The water mould Phytophthora infestans, responsible for devastating the potato crop of Western Europe in the mid-nineteenth century, has recently been in the spotlight (see Nature 7 June). As Eric Holub discusses on page 516, this terrible agricultural disaster had one positive outcome — it triggered considerable interest in plant pathology. Empowered by the availability of the Arabidopsis thaliana genome sequence, this field is now providing new insights into the resistance of plants to disease. In particular, the highly polymorphic R genes, which mediate pathogen-specific resistance, have allowed plants to keep up an arms race with pathogens that are also diversifying to overcome the resistance of their hosts. Research into the origin and evolution of R genes has depended on a well-annotated A. thaliana genome sequence, and on page 495, Lincoln Stein reviews several approaches to genome annotation. He also discusses the implications of genome annotation for the communication and publication of scientific data.
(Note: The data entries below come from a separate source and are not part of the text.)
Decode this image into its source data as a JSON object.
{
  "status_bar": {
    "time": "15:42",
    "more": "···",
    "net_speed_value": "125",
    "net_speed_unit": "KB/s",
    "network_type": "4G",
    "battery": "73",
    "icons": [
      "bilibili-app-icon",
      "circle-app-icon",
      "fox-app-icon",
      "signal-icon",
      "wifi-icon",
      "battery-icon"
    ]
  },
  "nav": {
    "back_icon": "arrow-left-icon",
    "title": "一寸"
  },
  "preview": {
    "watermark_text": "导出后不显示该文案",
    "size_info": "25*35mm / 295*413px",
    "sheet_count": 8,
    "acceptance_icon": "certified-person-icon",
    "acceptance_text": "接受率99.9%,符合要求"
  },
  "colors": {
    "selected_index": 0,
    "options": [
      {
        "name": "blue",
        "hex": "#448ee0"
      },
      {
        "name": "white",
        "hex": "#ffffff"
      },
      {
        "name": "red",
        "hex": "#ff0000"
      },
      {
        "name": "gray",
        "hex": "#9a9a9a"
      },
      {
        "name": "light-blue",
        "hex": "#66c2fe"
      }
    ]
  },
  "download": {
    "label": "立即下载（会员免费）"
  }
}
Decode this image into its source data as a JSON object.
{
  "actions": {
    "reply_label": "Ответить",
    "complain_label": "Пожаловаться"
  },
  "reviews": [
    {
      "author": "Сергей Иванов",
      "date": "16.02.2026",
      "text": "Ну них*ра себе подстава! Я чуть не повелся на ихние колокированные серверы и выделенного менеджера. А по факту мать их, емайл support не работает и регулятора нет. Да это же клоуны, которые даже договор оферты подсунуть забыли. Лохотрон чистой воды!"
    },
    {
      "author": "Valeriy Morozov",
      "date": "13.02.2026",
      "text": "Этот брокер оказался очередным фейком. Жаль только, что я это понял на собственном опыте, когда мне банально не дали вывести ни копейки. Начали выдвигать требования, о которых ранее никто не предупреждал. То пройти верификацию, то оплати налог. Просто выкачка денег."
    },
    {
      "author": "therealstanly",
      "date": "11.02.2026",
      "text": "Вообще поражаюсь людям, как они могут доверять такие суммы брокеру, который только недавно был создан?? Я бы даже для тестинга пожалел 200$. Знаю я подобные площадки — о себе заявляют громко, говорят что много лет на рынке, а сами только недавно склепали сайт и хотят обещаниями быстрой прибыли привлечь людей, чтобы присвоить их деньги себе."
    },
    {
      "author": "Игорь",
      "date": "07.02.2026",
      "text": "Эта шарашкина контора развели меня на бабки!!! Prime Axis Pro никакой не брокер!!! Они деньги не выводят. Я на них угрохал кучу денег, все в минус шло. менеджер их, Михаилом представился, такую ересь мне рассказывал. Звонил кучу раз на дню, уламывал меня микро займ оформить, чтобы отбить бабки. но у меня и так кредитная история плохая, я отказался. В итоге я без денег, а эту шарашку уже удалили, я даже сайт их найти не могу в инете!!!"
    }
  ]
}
Research into plant pathogen-resistance proteins has also provided information on their vertebrate homologues, which function in innate immunity — the rapid response pathway to pathogen invasion. Indeed, as discussed in Highlights, one such receptor-encoding gene, NOD2, has been found to underlie susceptibility to Crohn disease — the first identification, by linkage mapping, of a gene involved in a common, human disease. It was partly its homology to previously identified plant R genes that helped to confirm its role in the disorder. Of course, there might be important environmental components to Crohn disease as well, but hopefully it will not take as long to overcome them as it has to combat the effects of P. infestans, which remains an agricultural menace to this day.